Recently, I returned to my work with the little ones. There is really no better feeling than figuring out the puzzle pieces of a little one and watching magic happen! The great thing about early childhood is that once you solve the puzzle, the magic happens so quickly! If you want to watch your little one’s speech and language development flourish, follow these tips.
Eye contact is key.
Always place your child in a way that they can see your face and your mouth. We have a tendency to place children with their backs propped on us, unless we are feeding. Babies receive lots of social cues and signals from our eyes and focus on our mouth to try to figure out how we do that thing called speaking. For a child 0-5 months, I like to sit with my knees bent and child leaning and propped between my knees and my thighs. For children who are beginning to sit independently, I support the back with the heels of my feet while the child is safely supported by the circle of my legs.

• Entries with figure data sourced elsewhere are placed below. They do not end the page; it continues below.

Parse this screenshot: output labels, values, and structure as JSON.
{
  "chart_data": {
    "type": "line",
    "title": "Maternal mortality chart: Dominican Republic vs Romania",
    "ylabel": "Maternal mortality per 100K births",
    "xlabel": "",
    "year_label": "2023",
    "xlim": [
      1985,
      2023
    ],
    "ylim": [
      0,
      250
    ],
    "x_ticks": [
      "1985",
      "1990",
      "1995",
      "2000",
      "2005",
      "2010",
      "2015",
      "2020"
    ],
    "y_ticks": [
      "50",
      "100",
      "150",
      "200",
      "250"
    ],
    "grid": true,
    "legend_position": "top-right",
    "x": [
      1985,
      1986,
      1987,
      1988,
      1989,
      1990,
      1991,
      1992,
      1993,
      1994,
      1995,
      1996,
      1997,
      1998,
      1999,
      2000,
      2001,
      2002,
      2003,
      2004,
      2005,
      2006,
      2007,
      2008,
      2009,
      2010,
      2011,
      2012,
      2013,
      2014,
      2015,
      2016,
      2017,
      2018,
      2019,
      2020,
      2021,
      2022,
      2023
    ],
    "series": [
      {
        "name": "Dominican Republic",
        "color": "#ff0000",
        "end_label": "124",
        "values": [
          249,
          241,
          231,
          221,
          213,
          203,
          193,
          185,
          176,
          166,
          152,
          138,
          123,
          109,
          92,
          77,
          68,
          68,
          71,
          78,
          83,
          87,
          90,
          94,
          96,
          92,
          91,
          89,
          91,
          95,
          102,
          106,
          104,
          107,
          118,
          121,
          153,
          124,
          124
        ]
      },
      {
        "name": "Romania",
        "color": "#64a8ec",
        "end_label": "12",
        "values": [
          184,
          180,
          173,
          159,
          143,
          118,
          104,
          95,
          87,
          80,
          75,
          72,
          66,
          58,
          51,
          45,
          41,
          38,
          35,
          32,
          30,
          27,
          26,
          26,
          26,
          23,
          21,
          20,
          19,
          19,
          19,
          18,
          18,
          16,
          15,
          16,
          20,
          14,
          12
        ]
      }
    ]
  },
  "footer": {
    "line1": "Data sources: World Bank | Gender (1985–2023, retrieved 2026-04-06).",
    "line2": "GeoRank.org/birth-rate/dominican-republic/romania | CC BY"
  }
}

Give choices grow independence.
Babies need choices and this is the first way that children use language. Babies learn to gesture toward the desired object at around 8 months old. From this gesture, they begin to use sounds to indicate their desire, and finally, around 12-14 months, they begin to say the name of the object they actually want. Aid this natural progression by always placing two objects in front of your little one, so that they can reach toward what they want.
Sharing is caring.
Turn-taking is an often-overlooked skill. Children as young as 9 months can begin to learn my turn/your turn. You can do this when doing a puzzle with your child and you each have a chance to place a piece. The same is true for a shape sorter, or even when turning pages in a book. By developing these skills early on, your child will be an expert by the time he reaches the terrible twos!
Even as adults, we have sensory issues, but language develops in the optimal environment, and for some children that means making a mess. Take the time to make play doh and slime with your child, play in bean bins by digging for treasure, and draw pictures in shaving cream on your wall. Doing these multi-sensory (i.e. involving all the senses) activities with your child will activate many more parts of his brain, leading to increased integration (connectedness).
Devices are over-rated. Talk to me.
Don’t get me wrong–I love my iPhone, iPad, iMac…–but children still learn best from speaking. The 30 Million Word Project has been revisiting Hart & Risley’s 1975 study, indicating that children from lower-income homes hear 30 million fewer words than their upper-middle-class peers by the time they reach Kindergarten. This research shows a clear connection between the amount and diversity of language a child hears and their future success, all the way through high school. Talk about the things in your environment, respond to your child’s questions, and have real conversations.